1:  THE POLICE AND THE PUBLIC
2:  TO THE EDITOR OF THE STANDARD
3: 
4:  Sir, -
5: 
6:  In reply to the courteous letter of your Correspondent “B.,” I would
7:  note two points.
8: 
9:  He inquires why, instead of making the matter public, the facts were
10:  not privately reported to the Inspector. I would answer that it was my
11:  desire to make the matter as little as possible a personal one. Had I
12:  done as he suggests, the probability is that the man would have been
13:  dismissed, and nothing further would have been heard on the matter by
14:  the public. I should much regret that any individual should suffer for
15:  an insult offered to myself; and if this case were an isolated one it
16:  might most suitably be allowed to drop. But it appeared possible that
17:  it was not so.
18: 
19:  The important point in the case is this: Of two individuals alighting
20:  from a cab and pursuing an exactly similar course of action, the older,
21:  stronger, and apparently more responsible was treated with a
22:  deference which might be well described as reverential; the smaller,
23:  weaker, and apparently more helpless with a brutality which it would
24:  not be very easy to transfer to paper. The suggestion then arises – in
25:  those cases in which the stronger members of our community come into
26:  relationship with the most helpless class, does something of the same
27:  kind never occur? Is there no trembling in the cool, evenly-balanced
28:  hand of the law? Is the woman never taken and the man left? This
29:  appeared to me to be a question to be put to the general public, and
30:  not to the Police Inspectors.
31: 
32:  Your Correspondent suggests that “enthusiastic action and a warm
33:  feeling about the defence of women” have blinded the writer of the
34:  letter. What my personal views are appears of no importance. To woman
35:  as woman I am indifferent.

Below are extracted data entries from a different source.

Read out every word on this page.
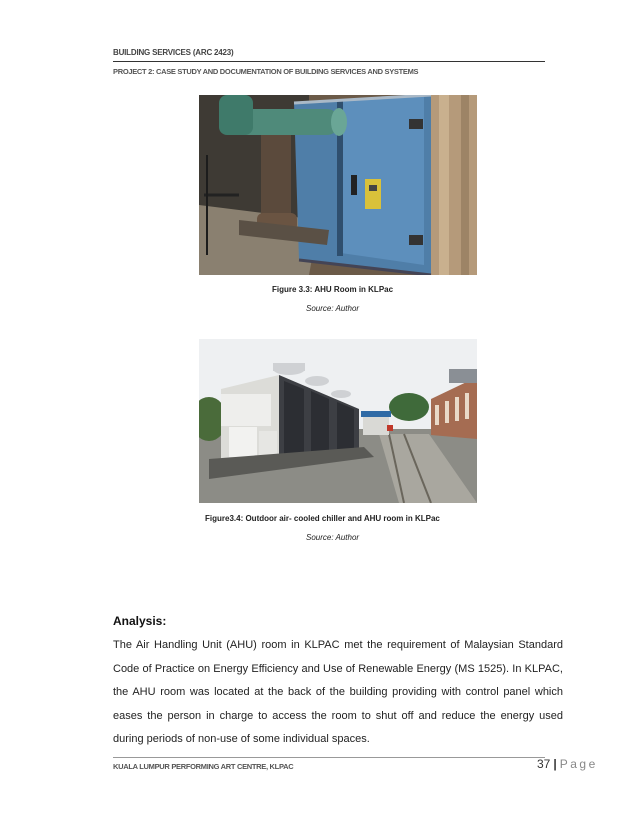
BUILDING SERVICES (ARC 2423)
PROJECT 2: CASE STUDY AND DOCUMENTATION OF BUILDING SERVICES AND SYSTEMS
Figure 3.3: AHU Room in KLPac
Source: Author
Figure3.4: Outdoor air- cooled chiller and AHU room in KLPac
Source: Author
Analysis:
The Air Handling Unit (AHU) room in KLPAC met the requirement of Malaysian Standard Code of Practice on Energy Efficiency and Use of Renewable Energy (MS 1525). In KLPAC, the AHU room was located at the back of the building providing with control panel which eases the person in charge to access the room to shut off and reduce the energy used during periods of non-use of some individual spaces.
KUALA LUMPUR PERFORMING ART CENTRE, KLPAC	37 | Page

The line which divides humanity into two
36:  parts is not the line of sex; but that which divides the strong from
37:  the weak. In feeling and sympathy I am a man.
38: 
39:  I am, Sir, your obedient servant,
40:  Olive Schreiner
41:  January 6.
42: 


Notation
This letter was the second of two Schreiner send to the Standard. For the first letter and the reply to it by ‘B’, see The Standard / 5 January 1887, page 5, col 6.